Further trials on prime-boost AIDS vaccine being tested in Pune and Chennai have been suspended after Phase I trial results showed that the vaccine candidate is too unstable to be scaled up.
"The vaccine is safe and elicits a modest immune response against HIV, the virus that causes AIDS, but simulated large-scale manufacturing studies of the gene insert (TBC-M4) made the vaccine unstable, which means it cannot be mass produced,” Rajat Goyal, country director, International AIDS Vaccine Initiative (IAVI), told Hindustan Times.
IAVI is the research partner for the vaccine trials that took place at the National AIDS Research Institute (NARI), Pune, and National Institute for Research in Tuberculosis, Chennai.
Phase I trials are conducted on healthy people between the ages of 18 and 50 years to establish safety for human use The findings will be presented on September 14 at the AIDS Vaccine 2011 conference in Bangkok.

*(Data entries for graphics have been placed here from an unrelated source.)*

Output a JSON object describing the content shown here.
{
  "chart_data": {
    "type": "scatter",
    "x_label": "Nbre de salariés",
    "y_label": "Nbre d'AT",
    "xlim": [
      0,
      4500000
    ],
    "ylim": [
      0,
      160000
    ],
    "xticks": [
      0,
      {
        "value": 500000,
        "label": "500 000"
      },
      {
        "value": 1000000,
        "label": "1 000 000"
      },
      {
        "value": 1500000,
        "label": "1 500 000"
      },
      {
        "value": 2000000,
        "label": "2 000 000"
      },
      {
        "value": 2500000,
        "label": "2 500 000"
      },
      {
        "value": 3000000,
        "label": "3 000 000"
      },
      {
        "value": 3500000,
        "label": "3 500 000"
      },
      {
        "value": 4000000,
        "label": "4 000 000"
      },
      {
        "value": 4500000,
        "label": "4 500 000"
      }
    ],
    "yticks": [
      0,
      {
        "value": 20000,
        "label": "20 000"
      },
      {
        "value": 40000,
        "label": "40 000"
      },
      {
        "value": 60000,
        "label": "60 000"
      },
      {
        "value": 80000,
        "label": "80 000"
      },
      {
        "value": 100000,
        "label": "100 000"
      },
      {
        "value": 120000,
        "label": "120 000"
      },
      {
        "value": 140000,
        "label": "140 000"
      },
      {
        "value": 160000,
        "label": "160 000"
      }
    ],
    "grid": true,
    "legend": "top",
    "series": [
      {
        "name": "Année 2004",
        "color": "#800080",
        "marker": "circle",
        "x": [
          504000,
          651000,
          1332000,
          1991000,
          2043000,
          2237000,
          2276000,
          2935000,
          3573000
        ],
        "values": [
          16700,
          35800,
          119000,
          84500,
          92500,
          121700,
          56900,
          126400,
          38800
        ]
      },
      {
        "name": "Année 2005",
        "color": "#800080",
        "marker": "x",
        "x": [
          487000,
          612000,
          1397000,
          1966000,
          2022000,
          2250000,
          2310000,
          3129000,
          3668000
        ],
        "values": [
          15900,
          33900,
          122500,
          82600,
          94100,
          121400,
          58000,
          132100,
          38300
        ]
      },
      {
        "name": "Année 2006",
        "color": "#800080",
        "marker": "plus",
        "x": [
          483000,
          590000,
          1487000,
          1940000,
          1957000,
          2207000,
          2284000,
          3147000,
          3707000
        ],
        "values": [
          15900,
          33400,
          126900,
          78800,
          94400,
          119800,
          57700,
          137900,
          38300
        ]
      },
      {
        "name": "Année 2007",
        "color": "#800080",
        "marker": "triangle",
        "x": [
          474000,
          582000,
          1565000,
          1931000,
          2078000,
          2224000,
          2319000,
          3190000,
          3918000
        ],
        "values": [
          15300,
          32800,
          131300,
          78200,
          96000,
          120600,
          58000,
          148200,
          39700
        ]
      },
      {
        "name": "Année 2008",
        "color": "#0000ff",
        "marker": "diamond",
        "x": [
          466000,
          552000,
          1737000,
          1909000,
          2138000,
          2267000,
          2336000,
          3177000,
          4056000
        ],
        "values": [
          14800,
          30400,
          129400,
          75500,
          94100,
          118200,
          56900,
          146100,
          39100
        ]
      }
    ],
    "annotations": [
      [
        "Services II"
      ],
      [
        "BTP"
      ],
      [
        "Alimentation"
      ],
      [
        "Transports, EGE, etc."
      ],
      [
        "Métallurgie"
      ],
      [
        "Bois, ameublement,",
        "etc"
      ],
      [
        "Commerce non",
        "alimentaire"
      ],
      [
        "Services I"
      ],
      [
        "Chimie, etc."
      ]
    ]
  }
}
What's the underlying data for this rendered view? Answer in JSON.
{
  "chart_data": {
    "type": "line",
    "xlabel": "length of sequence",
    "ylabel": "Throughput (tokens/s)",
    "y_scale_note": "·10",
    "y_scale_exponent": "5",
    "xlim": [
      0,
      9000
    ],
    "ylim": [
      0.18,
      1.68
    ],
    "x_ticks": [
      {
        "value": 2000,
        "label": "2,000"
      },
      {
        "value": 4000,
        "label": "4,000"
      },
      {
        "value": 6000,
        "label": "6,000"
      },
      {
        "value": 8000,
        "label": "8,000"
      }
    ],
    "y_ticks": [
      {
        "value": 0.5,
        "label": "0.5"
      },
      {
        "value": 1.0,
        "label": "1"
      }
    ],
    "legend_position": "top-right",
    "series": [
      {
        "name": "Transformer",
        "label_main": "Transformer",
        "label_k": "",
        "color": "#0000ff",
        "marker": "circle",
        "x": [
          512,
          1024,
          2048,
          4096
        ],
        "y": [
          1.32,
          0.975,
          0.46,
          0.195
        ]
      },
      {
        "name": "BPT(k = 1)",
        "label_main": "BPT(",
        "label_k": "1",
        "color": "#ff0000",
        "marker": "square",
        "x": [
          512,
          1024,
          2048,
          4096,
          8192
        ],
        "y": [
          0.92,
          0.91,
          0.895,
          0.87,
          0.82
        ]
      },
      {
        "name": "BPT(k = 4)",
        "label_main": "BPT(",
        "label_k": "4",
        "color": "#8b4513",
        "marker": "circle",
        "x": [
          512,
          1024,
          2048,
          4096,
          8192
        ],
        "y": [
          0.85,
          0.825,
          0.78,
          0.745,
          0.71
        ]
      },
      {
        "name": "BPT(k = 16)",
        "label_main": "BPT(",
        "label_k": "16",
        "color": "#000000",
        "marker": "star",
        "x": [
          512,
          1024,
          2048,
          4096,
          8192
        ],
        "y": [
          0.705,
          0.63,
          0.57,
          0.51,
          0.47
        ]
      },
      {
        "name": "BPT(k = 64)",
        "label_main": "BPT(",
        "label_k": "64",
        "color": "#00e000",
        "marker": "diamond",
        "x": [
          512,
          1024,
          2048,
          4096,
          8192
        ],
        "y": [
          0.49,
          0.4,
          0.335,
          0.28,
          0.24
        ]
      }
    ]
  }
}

Group A received ADVAX, a DNA-based vaccine, as prime and Modified Vaccinia Ankara (MVA) as boost. Group B received the MVA as a prime and boost. No added advantage of DNA priming was found.
Overall, the effectiveness lasted at the end of one year from the date of the last injection in both the groups.
"The fact that the prime boost vaccine works in the Indian population makes us hopeful that it can be used for other vaccine candidates,” said Goyal.